Despite direct effects on effector/helper T cells, BRAF/MEK inhibition may also alter the function and frequency of myeloid-derived suppressor cells (MDSCs) and Tregs [34, 35]. However, due to their rather low and highly variable abundance in the analysed patients we could not really address this notion. Additional indirect effects of BRAF/MEK inhibition are the modulation of the expression of ligands of immune checkpoints or soluble immunosuppressive factors, antigen processing and presentation as well as restoration of DC functionality [6, 36,37,38,39,40,41].

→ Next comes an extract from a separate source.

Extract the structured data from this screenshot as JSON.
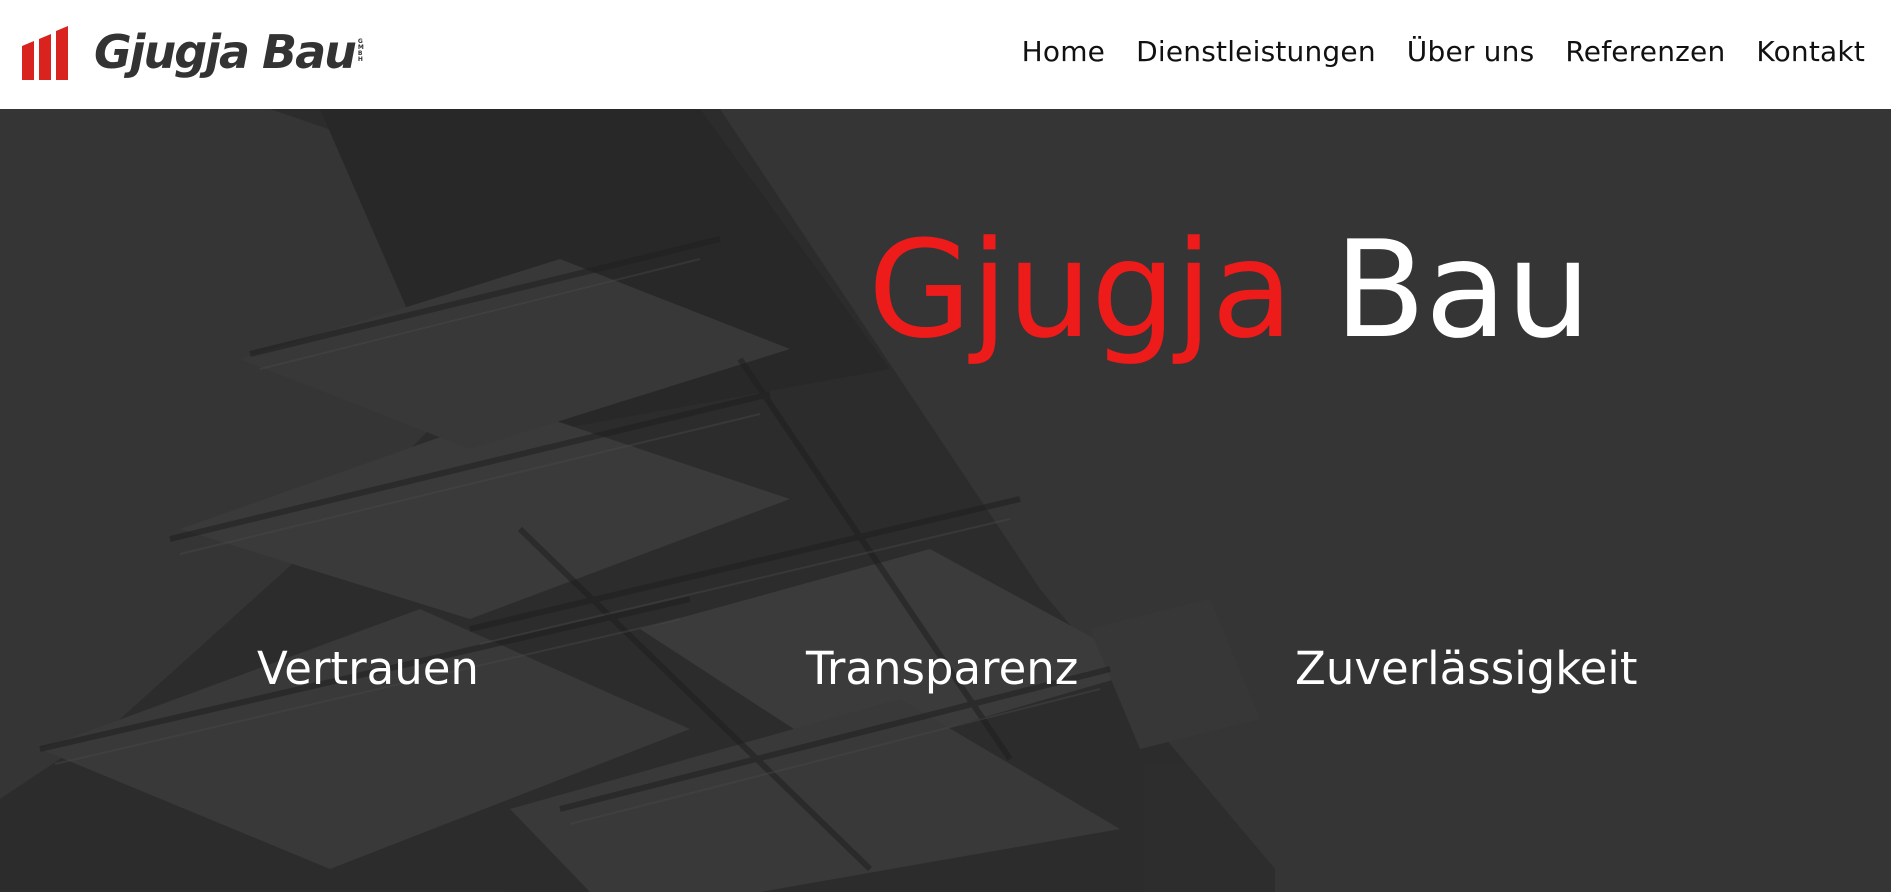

Limitations of our study include the small patient number, different characteristics of and variable intervals between tumor biopsies. The latter may explain that the changes in TCF7 and T-bet expression were more substantial in patient 3 and 4 than in patient 1 and 2, which were obtained from progressing lesions. Likewise, the time between start of therapy and the second biopsy varies between patients, which may confound our observations. The previous reports suggest that BRAF inhibition leads to an early infiltration of T cells, which, however, decreases again at the time of progression [38]. Others reported that the initial increase in TILs induced by BRAF inhibition absconds within a few weeks [42].

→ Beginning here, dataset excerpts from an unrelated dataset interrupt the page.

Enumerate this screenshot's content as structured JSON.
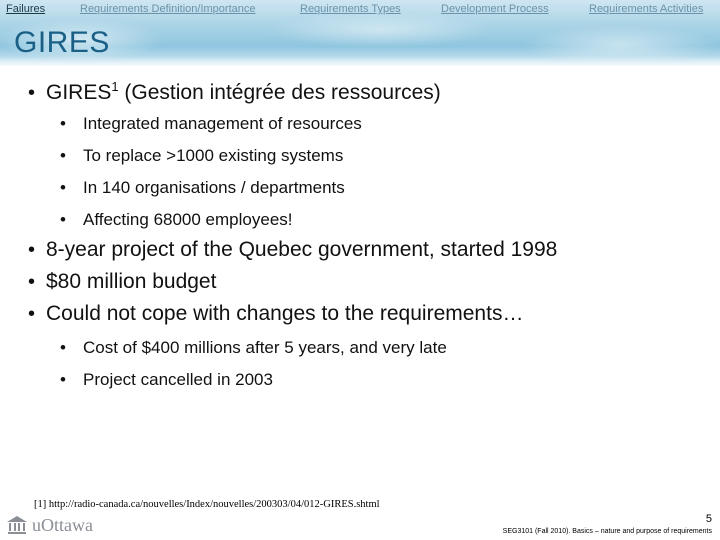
{
  "nav": {
    "items": [
      {
        "label": "Failures",
        "active": true
      },
      {
        "label": "Requirements Definition/Importance",
        "active": false
      },
      {
        "label": "Requirements Types",
        "active": false
      },
      {
        "label": "Development Process",
        "active": false
      },
      {
        "label": "Requirements Activities",
        "active": false
      }
    ]
  },
  "slide": {
    "title": "GIRES",
    "bullets": [
      {
        "text": "GIRES",
        "sup": "1",
        "text_after": " (Gestion intégrée des ressources)",
        "sub": [
          "Integrated management of resources",
          "To replace >1000 existing systems",
          "In 140 organisations / departments",
          "Affecting 68000 employees!"
        ]
      },
      {
        "text": "8-year project of the Quebec government, started 1998"
      },
      {
        "text": "$80 million budget"
      },
      {
        "text": "Could not cope with changes to the requirements…",
        "sub2": [
          "Cost of $400 millions after 5 years, and very late",
          "Project cancelled in 2003"
        ]
      }
    ],
    "bullet_glyph": "•",
    "footnote": "[1] http://radio-canada.ca/nouvelles/Index/nouvelles/200303/04/012-GIRES.shtml"
  },
  "footer": {
    "logo_text": "uOttawa",
    "page_number": "5",
    "course": "SEG3101 (Fall 2010).   Basics – nature and purpose of requirements"
  },
  "colors": {
    "title": "#1a5f86",
    "nav_inactive": "#6b93a8",
    "nav_active": "#1a3a4a"
  }
}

However, even with these limitations in mind, it is important to note that tumor biopsies from patients under BRAF/MEK inhibitor therapy are rarely performed. A notion, which stresses the importance of scrutinizing such biopsies to gain insight into the immunological effects of BRAF/MEK inhibition. Indeed, we believe that this case series provides unique insights into possible immune stimulatory effects of BRAF/MEK inhibitor therapy warranting to be tested in larger cohorts.

In summary, we report a novel facet of the immune-stimulatory effects of BRAF/MEK inhibition on adaptive immune responses in melanoma. Our findings provide a new model suggesting that this therapeutic intervention results in a reprogramming of terminally differentiated T cells by induction of TCF7, thus reinvigorating their proliferative capacity. In line with this hypothesis, we found that these expanding T cells are at least in part specific for MDAs and CTAs. Notably, it was previously reported, that in patients receiving BRAF/MEK kinase inhibitors, the existence of considerable expanded dominant T-cell clonotypes before therapy start, which may have reached terminal differentiation and thus can be reprogrammed, was associated with a favorable therapy outcome [26]. In this regard, it is interesting to note that in patient 2 of our cohort the most dominant clone upon BRAF/MEK inhibition was already present before therapy and this patient showed the best clinical course (CR, Table1). Taken together, despite the fact that this is only a case series, the detailed characterization of the impact of BRAF/MEK inhibition on tumor infiltrating lymphocytes allows an improved understanding of the underlying immunological and molecular mechanisms of targeted therapy in melanoma.